No man deserves to have a good dog who will not be mindful of his comfort as well as his health. A good substantial kennel may be built at a very trifling expense; large enough for as many dogs, as any gentleman in this country ought to keep - even for five or six couple of hounds. The rules laid down by Somerville, as to situation and exposure for the kennel are worthy of attention.

" Upon some little eminence erect,

And fronting to the ruddy dawn; its courts. On either hand, wide opening to receive

The suns all cheering beams, when mild he shines And gilds the mountain tops."

And again he says -

"O'er all let cleanliness preside, no scrape Bestrew the pavement, and no half-pick'd bones To kindle fierce debate, or to disgust That nicer sense, on which the sportsman's hope And all his future triumphs must depend."
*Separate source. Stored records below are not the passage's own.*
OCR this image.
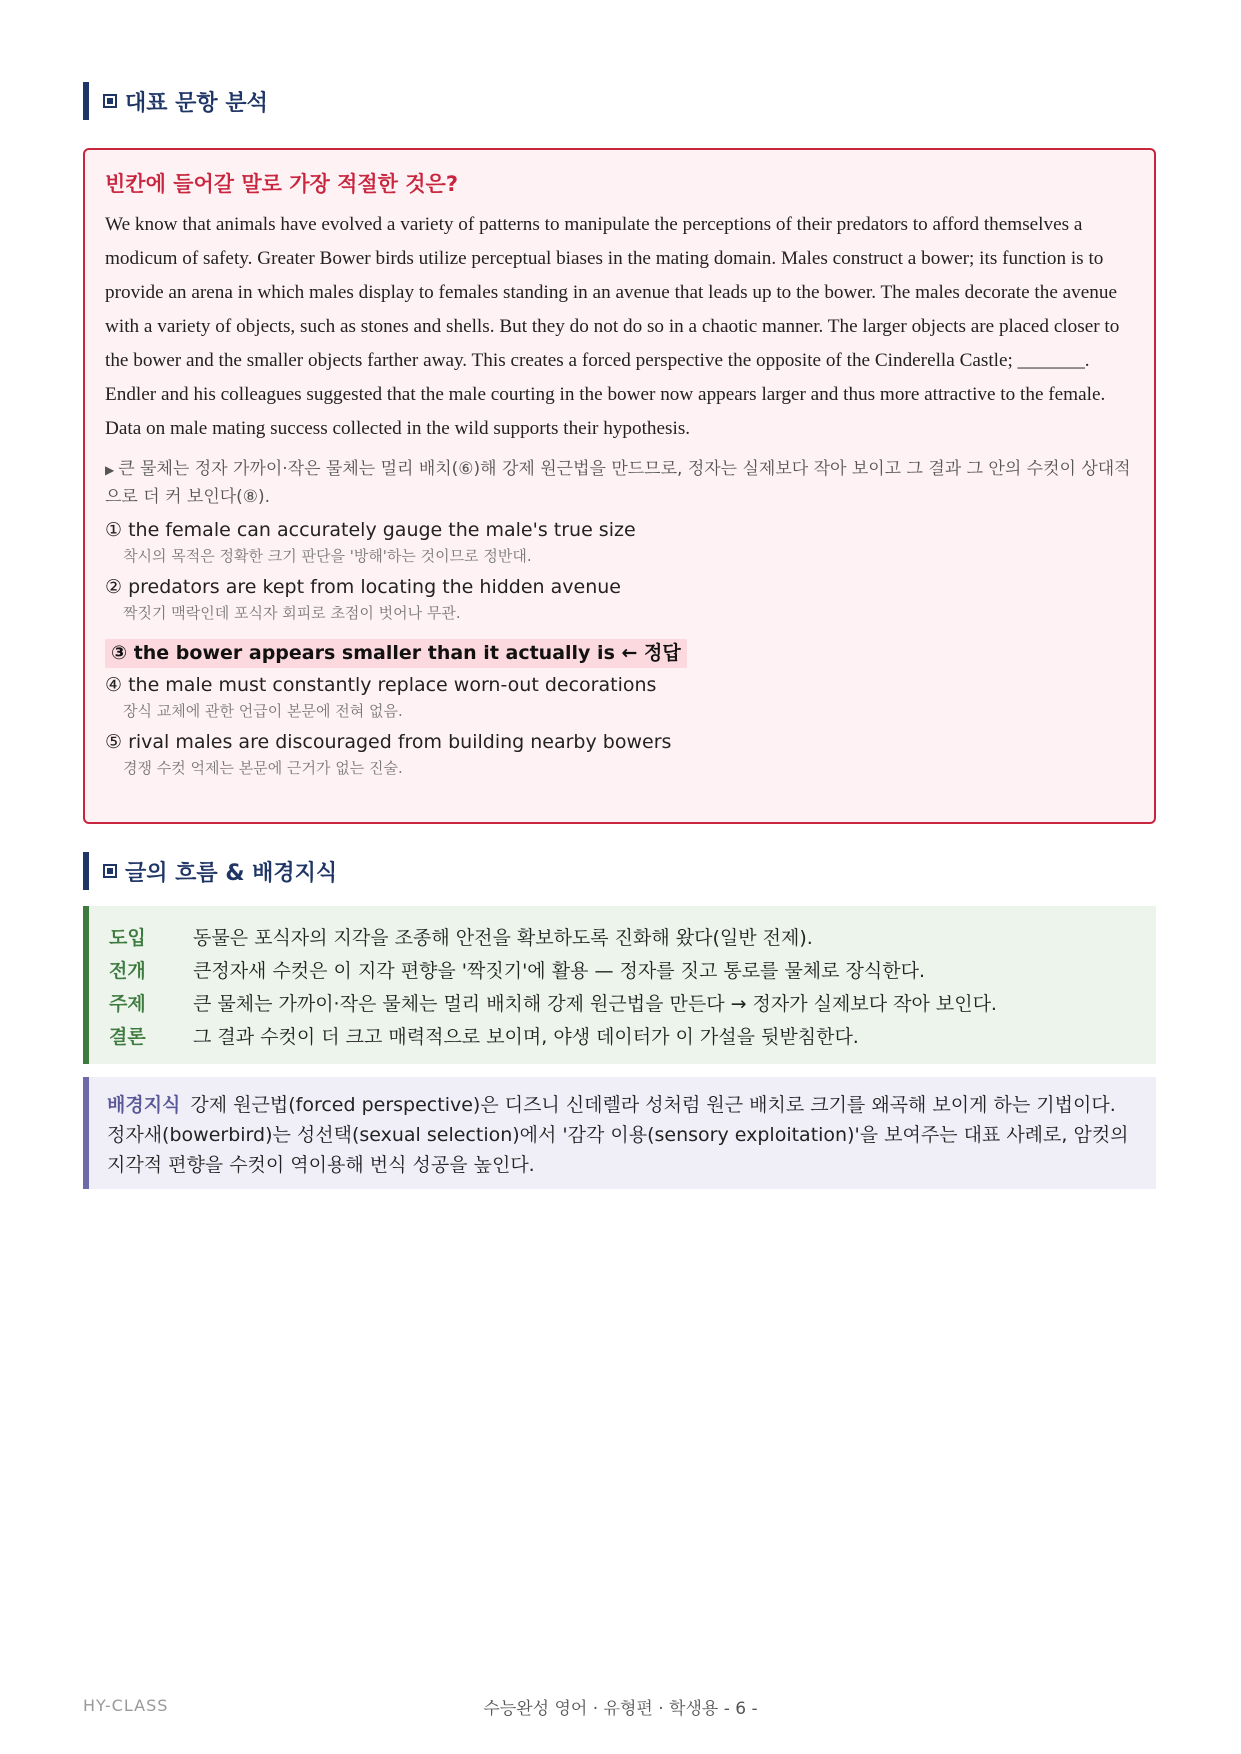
대표 문항 분석
빈칸에 들어갈 말로 가장 적절한 것은?

We know that animals have evolved a variety of patterns to manipulate the perceptions of their predators to afford themselves a modicum of safety. Greater Bower birds utilize perceptual biases in the mating domain. Males construct a bower; its function is to provide an arena in which males display to females standing in an avenue that leads up to the bower. The males decorate the avenue with a variety of objects, such as stones and shells. But they do not do so in a chaotic manner. The larger objects are placed closer to the bower and the smaller objects farther away. This creates a forced perspective the opposite of the Cinderella Castle; _______. Endler and his colleagues suggested that the male courting in the bower now appears larger and thus more attractive to the female. Data on male mating success collected in the wild supports their hypothesis.

▶ 큰 물체는 정자 가까이·작은 물체는 멀리 배치(⑥)해 강제 원근법을 만드므로, 정자는 실제보다 작아 보이고 그 결과 그 안의 수컷이 상대적으로 더 커 보인다(⑧).
① the female can accurately gauge the male's true size
착시의 목적은 정확한 크기 판단을 '방해'하는 것이므로 정반대.
② predators are kept from locating the hidden avenue
짝짓기 맥락인데 포식자 회피로 초점이 벗어나 무관.
③ the bower appears smaller than it actually is ← 정답
④ the male must constantly replace worn-out decorations
장식 교체에 관한 언급이 본문에 전혀 없음.
⑤ rival males are discouraged from building nearby bowers
경쟁 수컷 억제는 본문에 근거가 없는 진술.
글의 흐름 & 배경지식
도입	동물은 포식자의 지각을 조종해 안전을 확보하도록 진화해 왔다(일반 전제).
전개	큰정자새 수컷은 이 지각 편향을 '짝짓기'에 활용 — 정자를 짓고 통로를 물체로 장식한다.
주제	큰 물체는 가까이·작은 물체는 멀리 배치해 강제 원근법을 만든다 → 정자가 실제보다 작아 보인다.
결론	그 결과 수컷이 더 크고 매력적으로 보이며, 야생 데이터가 이 가설을 뒷받침한다.
배경지식 강제 원근법(forced perspective)은 디즈니 신데렐라 성처럼 원근 배치로 크기를 왜곡해 보이게 하는 기법이다. 정자새(bowerbird)는 성선택(sexual selection)에서 '감각 이용(sensory exploitation)'을 보여주는 대표 사례로, 암컷의 지각적 편향을 수컷이 역이용해 번식 성공을 높인다.
HY-CLASS	수능완성 영어 · 유형편 · 학생용 - 6 -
I knew, adds Doctor S., a noble, well-trained Pointer destroyed in his fourth year by permitting him to lay on a hearth rug, before a fire, during the winter. Early in March he was on the marshes, after snipe; and by reason of his tenderness, contracted a regular intermittent, which continued till midsummer. Under one of the paroxysms he was pursued and slain as a mad dog, by ruffians who were unworthy to clean his kennel; and that too in spite of benevolent and earnest protestations of his innocence by a friendly neighbour.
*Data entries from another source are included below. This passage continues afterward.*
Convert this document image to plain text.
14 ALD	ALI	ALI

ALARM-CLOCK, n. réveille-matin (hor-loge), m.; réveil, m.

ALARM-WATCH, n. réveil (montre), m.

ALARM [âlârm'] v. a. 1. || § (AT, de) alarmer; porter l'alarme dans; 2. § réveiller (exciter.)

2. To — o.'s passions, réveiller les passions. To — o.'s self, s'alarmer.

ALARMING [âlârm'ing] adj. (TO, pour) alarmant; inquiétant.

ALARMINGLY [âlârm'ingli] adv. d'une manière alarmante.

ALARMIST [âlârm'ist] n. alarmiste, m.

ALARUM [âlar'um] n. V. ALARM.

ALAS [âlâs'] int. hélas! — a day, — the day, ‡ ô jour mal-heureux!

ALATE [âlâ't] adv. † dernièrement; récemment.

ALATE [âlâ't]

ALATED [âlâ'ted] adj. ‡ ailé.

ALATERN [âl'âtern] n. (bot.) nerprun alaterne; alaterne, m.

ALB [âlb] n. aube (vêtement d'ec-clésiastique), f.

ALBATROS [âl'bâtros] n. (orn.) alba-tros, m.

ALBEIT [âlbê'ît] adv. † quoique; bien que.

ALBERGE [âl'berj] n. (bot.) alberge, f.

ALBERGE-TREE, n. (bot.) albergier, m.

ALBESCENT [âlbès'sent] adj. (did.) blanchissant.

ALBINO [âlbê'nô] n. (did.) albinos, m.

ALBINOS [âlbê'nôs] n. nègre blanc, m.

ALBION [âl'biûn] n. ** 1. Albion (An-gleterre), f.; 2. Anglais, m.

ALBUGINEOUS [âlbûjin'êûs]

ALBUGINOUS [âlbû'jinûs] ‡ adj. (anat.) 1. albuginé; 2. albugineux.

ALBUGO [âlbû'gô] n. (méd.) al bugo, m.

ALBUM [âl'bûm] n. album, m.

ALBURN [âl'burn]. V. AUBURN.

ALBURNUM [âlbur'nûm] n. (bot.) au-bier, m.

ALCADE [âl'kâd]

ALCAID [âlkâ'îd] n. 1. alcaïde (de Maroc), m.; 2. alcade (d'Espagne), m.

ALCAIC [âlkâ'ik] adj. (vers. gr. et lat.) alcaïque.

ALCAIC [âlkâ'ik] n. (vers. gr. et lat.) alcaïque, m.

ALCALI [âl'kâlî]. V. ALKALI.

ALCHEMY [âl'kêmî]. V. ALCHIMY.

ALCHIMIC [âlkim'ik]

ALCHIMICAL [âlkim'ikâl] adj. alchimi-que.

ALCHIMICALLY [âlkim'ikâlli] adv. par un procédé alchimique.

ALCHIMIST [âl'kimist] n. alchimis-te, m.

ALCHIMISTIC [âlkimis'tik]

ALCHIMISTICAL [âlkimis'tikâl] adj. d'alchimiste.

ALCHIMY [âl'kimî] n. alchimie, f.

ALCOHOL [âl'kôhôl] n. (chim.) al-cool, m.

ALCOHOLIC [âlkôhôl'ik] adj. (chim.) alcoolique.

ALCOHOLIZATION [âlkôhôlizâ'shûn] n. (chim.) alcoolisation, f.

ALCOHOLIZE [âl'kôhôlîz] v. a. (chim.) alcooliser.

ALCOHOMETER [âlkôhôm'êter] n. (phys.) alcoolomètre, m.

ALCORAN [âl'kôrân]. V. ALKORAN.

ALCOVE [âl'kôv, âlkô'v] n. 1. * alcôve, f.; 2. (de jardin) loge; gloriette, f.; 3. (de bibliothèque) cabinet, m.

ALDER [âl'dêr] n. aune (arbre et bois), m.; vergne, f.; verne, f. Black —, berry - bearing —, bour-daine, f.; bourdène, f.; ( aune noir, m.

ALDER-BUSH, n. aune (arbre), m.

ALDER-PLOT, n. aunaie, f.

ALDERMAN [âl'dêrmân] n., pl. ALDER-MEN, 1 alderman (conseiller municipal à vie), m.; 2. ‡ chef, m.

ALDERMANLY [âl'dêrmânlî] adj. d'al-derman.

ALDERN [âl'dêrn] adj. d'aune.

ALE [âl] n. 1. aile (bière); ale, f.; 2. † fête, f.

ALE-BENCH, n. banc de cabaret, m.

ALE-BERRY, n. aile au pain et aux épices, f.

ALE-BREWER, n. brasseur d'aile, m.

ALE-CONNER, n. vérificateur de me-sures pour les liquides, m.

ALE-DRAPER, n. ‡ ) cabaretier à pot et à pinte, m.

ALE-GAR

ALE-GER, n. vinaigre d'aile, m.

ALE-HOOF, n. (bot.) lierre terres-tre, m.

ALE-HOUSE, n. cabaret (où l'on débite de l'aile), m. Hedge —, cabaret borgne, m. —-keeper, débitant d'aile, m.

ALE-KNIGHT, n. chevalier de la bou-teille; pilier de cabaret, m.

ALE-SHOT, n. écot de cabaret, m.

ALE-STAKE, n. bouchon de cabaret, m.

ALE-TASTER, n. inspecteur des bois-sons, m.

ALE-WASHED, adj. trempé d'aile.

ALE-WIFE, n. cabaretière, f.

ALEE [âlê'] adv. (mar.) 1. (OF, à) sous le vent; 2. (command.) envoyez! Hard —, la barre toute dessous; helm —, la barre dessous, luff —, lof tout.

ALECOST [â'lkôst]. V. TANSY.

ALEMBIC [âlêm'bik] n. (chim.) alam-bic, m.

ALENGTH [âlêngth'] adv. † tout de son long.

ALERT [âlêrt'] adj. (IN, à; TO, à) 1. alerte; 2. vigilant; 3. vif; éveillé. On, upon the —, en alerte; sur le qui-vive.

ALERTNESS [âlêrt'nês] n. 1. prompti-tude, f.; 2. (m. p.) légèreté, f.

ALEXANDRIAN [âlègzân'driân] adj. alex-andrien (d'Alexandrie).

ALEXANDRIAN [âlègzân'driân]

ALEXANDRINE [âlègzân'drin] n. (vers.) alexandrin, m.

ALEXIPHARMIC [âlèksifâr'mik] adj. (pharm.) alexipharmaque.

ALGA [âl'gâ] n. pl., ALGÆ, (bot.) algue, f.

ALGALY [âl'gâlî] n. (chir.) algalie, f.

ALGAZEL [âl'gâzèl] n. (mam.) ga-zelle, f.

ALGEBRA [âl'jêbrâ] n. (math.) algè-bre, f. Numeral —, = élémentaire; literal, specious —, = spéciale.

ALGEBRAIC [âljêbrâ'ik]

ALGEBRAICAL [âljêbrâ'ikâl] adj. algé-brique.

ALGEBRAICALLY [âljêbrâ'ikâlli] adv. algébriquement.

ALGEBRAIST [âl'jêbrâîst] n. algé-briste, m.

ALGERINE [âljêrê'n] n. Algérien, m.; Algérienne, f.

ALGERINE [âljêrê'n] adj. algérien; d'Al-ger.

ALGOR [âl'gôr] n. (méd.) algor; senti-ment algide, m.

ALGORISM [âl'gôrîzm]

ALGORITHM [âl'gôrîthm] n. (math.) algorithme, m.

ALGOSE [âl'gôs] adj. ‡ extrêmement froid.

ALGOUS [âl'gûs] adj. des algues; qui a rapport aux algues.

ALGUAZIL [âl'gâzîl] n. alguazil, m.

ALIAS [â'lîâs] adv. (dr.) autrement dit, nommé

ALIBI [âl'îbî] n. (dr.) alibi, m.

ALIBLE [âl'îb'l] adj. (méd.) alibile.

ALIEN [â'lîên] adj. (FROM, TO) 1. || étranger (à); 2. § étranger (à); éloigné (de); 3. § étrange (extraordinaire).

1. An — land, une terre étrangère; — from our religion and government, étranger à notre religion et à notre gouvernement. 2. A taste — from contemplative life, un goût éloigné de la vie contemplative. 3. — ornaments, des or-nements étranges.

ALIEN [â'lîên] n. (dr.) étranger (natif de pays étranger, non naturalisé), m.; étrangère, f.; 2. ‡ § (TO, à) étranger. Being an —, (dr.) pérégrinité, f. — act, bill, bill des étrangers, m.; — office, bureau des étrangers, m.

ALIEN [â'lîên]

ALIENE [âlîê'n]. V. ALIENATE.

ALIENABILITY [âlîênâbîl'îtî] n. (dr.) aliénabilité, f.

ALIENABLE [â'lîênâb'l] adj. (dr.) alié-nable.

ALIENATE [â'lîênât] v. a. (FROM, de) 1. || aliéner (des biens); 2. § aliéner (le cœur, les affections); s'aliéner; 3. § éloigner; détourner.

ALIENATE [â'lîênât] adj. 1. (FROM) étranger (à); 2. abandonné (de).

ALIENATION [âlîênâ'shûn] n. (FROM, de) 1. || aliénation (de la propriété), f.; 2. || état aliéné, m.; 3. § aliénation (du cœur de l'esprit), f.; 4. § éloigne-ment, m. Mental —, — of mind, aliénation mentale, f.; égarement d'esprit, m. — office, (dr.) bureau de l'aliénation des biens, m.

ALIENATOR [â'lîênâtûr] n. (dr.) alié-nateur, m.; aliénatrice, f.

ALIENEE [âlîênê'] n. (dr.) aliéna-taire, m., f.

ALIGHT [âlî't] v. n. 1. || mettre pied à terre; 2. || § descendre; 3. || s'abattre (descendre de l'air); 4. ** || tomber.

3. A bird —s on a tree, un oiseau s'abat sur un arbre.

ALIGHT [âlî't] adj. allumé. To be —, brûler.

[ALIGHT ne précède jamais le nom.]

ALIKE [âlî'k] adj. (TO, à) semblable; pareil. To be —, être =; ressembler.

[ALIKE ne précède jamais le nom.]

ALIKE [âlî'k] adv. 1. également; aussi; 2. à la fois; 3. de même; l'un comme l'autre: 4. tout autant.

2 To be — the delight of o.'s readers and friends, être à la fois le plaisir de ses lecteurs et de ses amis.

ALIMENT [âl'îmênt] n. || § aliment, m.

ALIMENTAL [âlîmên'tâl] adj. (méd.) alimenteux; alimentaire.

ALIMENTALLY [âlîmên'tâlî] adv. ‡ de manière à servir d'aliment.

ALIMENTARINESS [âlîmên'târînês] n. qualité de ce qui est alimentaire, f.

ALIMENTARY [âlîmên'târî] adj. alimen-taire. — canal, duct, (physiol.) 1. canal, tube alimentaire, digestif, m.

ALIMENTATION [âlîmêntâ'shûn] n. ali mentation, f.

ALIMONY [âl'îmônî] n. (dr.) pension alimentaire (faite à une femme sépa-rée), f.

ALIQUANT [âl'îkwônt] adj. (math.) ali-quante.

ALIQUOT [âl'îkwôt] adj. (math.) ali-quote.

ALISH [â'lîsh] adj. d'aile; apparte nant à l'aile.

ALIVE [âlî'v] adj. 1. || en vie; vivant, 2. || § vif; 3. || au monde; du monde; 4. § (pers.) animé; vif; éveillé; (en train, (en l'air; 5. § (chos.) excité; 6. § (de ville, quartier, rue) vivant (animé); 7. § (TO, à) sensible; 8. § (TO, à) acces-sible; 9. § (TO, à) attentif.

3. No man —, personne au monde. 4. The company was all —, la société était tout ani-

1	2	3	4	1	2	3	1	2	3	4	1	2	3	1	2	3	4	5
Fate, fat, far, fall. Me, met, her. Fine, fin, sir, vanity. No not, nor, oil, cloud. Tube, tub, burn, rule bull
There is a strong tendency in the skins of all young dogs to disease, requiring particular counteracting attentions; the most certain of which consist in ablution with warm soap suds, followed by the use of a fine comb. This washing and combing, often repeated, during the first six months, is attended with astonishing benefits, which continue through life. During this early period no personal familiarities are required, beyond an occasional caress.

The period of gestation with the bitch is sixty-three days; and her pups are whelped and remain blind ten days. The question has been much mooted among naturalists whether the wolf is, or is not, the original type of the cants familiaris, or domestic dog. It is not the design of these mere notes to go into a discussion of that question.